Das Arbeitsgericht Frankfurt am Main hat der Klage durch am 16. Dezember 2010 verkündetes Urteil, 11 Ca 2190/10, stattgegeben. Zur Begründung hat es im Wesentlichen ausgeführt, zwar liege eine als wichtiger Grund geeignete vertragliche Pflichtverletzung des Klägers vor. Dennoch sei vorliegend eine Abmahnung erforderlich gewesen, wobei entscheidend sei, dass die Beklagte auch in vergleichbaren Fällen zu erkennen gegeben habe, dass ihr eine Fortsetzung des Arbeitsverhältnisses nicht unzumutbar sei und eine Differenzierung zwischen dem Kläger und weiterbeschäftigten Kollegen sachlich nicht gerechtfertigt sei. Wegen der Einzelheiten wird auf die Entscheidungsgründe des angefochtenen Urteils verwiesen (Bl. 231 bis 238 d.A.).
Gegen dieses ihr am 18. Februar 2011 zugestellte Urteil hat die Rechtsvorgängerin der Beklagten am 09. März 2011 Berufung eingelegt und diese nach aufgrund Antrags vom 12. April 2011 erfolgter Verlängerung der Berufungsbegründungsfrist bis 18. Mai 2011 am 18. Mai 2011 begründet.

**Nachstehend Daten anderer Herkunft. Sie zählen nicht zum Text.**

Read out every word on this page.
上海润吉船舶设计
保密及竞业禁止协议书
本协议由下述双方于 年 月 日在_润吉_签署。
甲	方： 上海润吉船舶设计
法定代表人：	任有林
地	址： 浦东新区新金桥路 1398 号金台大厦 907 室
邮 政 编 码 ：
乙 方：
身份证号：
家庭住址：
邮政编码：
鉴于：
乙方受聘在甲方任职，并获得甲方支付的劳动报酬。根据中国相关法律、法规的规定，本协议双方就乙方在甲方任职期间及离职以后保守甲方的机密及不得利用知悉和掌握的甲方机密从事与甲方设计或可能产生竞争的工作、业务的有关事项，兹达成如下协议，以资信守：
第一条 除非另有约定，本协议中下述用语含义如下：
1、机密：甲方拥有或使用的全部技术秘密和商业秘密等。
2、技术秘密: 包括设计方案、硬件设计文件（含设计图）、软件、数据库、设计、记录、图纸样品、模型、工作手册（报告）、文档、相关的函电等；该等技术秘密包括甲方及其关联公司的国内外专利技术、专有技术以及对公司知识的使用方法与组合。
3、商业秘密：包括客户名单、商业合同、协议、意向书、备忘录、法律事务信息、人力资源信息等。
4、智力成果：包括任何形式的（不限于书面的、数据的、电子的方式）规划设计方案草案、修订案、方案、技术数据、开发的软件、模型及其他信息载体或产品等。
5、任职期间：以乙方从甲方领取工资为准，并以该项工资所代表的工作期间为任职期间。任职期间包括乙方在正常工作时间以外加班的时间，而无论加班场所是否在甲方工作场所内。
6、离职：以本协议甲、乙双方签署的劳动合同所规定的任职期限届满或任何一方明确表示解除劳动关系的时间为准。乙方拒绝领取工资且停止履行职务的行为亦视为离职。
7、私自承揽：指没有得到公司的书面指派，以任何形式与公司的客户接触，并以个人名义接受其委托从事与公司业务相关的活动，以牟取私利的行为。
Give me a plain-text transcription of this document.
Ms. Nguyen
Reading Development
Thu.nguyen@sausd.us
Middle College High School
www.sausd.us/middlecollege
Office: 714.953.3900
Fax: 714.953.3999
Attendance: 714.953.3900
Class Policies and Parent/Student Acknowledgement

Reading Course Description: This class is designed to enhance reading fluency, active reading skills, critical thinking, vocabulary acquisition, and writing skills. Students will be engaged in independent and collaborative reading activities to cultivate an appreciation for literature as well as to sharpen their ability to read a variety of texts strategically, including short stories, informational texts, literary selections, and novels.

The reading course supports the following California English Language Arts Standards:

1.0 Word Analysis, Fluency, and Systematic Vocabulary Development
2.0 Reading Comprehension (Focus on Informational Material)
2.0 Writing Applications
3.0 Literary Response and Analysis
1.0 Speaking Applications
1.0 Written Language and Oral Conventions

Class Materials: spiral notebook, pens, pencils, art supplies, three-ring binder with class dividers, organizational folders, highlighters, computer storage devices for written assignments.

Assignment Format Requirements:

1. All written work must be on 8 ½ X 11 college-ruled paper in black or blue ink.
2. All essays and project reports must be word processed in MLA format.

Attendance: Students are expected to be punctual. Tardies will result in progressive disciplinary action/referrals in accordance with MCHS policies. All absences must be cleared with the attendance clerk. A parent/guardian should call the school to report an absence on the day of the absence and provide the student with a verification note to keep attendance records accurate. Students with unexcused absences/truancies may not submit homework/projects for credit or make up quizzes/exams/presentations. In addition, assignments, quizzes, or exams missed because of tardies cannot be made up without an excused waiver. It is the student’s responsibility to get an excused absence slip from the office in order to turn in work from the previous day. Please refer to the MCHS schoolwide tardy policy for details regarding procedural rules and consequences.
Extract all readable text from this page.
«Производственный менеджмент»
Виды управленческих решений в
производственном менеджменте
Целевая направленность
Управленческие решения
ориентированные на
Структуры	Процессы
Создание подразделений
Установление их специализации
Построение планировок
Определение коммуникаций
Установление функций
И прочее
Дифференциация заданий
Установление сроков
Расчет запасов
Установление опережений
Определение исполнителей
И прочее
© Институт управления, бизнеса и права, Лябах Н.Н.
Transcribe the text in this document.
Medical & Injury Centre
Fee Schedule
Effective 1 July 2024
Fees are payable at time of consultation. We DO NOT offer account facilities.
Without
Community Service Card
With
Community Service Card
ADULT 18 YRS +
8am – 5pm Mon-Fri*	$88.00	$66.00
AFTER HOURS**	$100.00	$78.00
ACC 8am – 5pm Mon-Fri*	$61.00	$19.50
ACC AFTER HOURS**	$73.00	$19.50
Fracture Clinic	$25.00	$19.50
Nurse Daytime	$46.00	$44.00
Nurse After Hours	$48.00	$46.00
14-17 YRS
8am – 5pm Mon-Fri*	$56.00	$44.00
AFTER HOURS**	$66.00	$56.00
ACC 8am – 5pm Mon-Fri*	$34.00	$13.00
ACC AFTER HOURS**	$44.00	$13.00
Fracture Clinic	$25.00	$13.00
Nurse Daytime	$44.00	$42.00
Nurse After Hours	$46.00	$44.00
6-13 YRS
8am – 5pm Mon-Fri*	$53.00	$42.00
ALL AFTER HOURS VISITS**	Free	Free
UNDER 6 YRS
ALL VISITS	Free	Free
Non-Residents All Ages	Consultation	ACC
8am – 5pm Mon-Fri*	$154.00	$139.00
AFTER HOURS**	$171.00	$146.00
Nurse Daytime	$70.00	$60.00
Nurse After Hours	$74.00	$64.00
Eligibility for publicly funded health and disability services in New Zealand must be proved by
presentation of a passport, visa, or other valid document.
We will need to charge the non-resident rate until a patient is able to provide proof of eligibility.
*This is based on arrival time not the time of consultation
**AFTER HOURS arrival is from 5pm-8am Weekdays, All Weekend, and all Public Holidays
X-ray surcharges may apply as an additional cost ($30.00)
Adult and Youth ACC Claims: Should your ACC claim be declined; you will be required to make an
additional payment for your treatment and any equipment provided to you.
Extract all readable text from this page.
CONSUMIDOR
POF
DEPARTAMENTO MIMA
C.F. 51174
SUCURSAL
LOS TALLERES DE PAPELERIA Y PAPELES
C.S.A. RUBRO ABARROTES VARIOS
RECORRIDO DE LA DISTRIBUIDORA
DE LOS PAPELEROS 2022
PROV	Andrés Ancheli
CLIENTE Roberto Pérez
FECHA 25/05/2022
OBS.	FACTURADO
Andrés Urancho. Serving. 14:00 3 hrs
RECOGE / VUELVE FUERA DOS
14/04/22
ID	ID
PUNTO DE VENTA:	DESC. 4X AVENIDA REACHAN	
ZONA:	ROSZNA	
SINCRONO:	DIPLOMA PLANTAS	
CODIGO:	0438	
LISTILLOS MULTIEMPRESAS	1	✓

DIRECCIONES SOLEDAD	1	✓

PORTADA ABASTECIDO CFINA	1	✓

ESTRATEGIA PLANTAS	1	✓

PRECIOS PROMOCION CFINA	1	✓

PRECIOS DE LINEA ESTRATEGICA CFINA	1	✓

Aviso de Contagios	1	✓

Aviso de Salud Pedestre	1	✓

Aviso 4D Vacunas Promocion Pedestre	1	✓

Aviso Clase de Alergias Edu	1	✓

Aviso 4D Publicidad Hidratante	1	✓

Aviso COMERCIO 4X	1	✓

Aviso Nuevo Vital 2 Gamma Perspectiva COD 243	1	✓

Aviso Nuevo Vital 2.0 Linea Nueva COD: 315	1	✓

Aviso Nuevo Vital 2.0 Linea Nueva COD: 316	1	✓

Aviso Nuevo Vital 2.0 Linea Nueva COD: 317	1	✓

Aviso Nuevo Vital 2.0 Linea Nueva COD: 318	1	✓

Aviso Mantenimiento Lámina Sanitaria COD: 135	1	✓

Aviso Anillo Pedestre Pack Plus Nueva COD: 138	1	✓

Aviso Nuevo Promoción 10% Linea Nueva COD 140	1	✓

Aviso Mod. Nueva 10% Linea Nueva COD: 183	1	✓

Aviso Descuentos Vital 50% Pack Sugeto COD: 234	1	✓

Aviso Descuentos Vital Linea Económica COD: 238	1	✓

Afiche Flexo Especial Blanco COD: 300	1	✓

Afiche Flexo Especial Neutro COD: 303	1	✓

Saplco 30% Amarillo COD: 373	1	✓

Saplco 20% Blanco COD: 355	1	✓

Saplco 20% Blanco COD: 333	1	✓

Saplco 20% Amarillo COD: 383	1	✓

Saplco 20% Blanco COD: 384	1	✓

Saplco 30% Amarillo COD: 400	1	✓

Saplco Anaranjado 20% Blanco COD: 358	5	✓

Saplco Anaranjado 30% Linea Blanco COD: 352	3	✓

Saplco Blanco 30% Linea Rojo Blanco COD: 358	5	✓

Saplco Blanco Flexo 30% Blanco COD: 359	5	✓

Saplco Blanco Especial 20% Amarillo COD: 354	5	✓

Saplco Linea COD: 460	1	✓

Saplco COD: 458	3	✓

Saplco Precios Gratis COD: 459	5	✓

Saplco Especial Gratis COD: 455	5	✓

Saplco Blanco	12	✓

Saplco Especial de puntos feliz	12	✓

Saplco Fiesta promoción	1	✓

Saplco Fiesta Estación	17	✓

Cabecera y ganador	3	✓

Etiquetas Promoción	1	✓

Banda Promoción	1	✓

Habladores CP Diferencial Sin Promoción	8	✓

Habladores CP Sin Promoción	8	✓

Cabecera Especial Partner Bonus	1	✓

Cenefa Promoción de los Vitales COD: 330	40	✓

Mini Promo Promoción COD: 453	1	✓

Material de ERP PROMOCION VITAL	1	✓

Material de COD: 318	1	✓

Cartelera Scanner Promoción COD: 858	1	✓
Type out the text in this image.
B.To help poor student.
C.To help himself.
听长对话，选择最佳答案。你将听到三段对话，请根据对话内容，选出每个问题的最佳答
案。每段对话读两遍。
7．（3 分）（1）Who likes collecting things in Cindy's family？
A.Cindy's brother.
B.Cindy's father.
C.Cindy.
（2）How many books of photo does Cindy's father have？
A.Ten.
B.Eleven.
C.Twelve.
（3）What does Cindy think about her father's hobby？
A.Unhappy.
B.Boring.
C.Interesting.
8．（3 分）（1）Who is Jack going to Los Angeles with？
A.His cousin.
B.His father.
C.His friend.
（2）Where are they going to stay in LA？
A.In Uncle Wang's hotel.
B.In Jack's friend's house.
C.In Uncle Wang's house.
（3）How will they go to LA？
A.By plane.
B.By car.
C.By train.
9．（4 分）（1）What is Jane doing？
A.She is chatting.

Die Beklagte wiederholt und vertieft den Vortrag ihrer Rechtsvorgängerin und hält daran fest, ein Abmahnungserfordernis bestehe nicht. Angesichts des Umfangs und der Intensität der Privatnutzung des Diensthandys sei es ausgeschlossen, dass der Kläger davon habe ausgehen können, sie werde das Arbeitsverhältnis bei Kenntnis von dem Pflichtverstoß fortsetzen. Abmahnungserfordernis und/oder Unwirksamkeit der Kündigung könne auch nicht aus unterschiedlicher Behandlung der verschiedenen im Rahmen der Überprüfung auffällig gewordenen Arbeitnehmer gefolgert werden. Die Frage des Abmahnungserfordernisses sei nach objektiven Maßstäben zu beantworten. Der Gleichbehandlungsgrundsatz finde im Kündigungsrecht keine, jedenfalls keine unmittelbare Anwendung. Ihre Rechtsvorgängerin sei bei der Behandlung der im Frühjahr 2010 wegen des Verdachts der Privatnutzung von Firmenhandys auffällig gewordenen Arbeitnehmer auch nicht nach einer selbst gesetzten Regel vorgegangen, sondern habe in jedem Einzelfall eine umfassende Interessenabwägung durchgeführt und die Besonderheiten des Einzelfalls gewürdigt, hierbei neben anderen Kriterien auch jeweils die Schadenshöhe. Bei den einzelnen Arbeitnehmern liege auch bereits kein sachlich und zeitlich gleichgelagerter Sachverhalt vor, so dass auch keine mittelbare Anwend...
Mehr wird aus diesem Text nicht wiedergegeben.